A recent thing way of stealing someones money that I've seen lots of is setting up online gaming accounts were money is bet (such as poker) and then bringing the persons account into the game and loosing a fair chuck of money to an account you set up a while ago. Then you could play games with other people on both accounts to obscure it, and even have the money transfered over multiple accounts this way or then transfer it again through pay pal or donate money to a few random websites, one of them being yours. If you spread the money out enough, dont do it often, and change your methods often, it would become very hard to track someone through a network of mostly dead ends where money was transfered through many different accounts and pay methods. This way a majority of the money won't end up yours, but its one of the safest methods I've seen so far.
Another way it can be done, Theoretically is using eBay.
I set up two accounts, one being a seller account and another being an account with your grandmothers details and bank account details attached.
I put up for sale a phone or HDTV, something expensive. Buy it with the grandmothers account and send payment. On the sellers account I accept the payment and mark the goods as sent, Log back into the grandmothers account and mark it as Item received.

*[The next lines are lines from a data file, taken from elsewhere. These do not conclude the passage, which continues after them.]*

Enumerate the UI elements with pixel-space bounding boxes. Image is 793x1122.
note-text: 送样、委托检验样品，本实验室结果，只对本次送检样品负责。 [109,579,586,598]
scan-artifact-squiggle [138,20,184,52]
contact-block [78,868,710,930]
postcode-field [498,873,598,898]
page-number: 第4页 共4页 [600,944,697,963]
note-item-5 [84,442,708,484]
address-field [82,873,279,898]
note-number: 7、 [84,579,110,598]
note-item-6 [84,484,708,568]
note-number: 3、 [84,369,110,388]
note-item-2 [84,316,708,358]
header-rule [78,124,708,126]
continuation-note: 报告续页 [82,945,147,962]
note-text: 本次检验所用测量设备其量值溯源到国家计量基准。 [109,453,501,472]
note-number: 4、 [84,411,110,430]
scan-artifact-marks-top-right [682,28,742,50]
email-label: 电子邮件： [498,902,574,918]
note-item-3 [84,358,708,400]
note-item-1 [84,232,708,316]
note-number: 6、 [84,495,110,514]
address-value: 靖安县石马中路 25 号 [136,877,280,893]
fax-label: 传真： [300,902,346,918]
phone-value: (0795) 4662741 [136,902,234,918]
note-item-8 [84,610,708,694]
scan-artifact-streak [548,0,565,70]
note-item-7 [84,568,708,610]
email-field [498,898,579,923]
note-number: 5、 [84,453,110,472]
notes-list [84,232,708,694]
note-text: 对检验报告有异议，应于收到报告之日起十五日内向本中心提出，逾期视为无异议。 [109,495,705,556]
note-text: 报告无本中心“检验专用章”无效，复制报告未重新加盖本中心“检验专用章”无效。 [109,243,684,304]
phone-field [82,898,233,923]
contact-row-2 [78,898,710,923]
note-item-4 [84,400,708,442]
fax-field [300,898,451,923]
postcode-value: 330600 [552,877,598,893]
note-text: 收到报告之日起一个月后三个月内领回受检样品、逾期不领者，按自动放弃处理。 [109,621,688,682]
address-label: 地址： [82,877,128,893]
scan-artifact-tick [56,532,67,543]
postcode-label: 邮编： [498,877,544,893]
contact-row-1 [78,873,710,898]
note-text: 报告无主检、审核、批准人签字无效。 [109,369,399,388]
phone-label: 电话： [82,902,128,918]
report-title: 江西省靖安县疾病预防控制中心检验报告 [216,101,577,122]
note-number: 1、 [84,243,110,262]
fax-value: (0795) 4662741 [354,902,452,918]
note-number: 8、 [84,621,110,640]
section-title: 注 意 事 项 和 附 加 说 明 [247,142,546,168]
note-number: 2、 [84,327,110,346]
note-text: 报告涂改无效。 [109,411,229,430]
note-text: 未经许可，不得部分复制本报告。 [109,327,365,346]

No goods exchanged hands but ebay don't know this. The money is transfered and the seller can claim complete deniability about everything, claiming he was just selling a phone and sent it out ect.
How well this would work, I wouldn't know. Proxies would have to be used so paypal/bank and ebay couldn't link the two accounts through the IP's that logged them in.
;D
The second link I posted: http://computer.howstuffworks.com/efencing.htm goes into using sites like eBay to fence stolen goods. It's basically what Mosh and Freq are talking about.
MoshBat wrote: eBay isn't used for fraud that much, paypal is usually required, and that's too much work to set up quickly…
You're right, that's why the more successful phishing scams are usually pulled off by a group of people. Each person performing a specific task to streamline the operation. One person trying to accomplish all the aspects of phishing would indeed be a tremendous pain in the ass.
Phishing Exposed: http://books.google.com/books?id=kRFKA7hkyUEC&printsec=frontcover&dq=phishing+exposed#v=onepage&q=&f=false
That book has all the information needed to write a report on phishing.
Goods can be delivered to a dropbox rented in a fake name, giving total anonymity for high value goods to be delivered. Kids can then sometimes be used to pick up the goods.
By offering a kid outside £20 to get a package out of a dropbox, if the kid gets caught he doesn't know who you are, if they don't get caught, they get £20 out of it.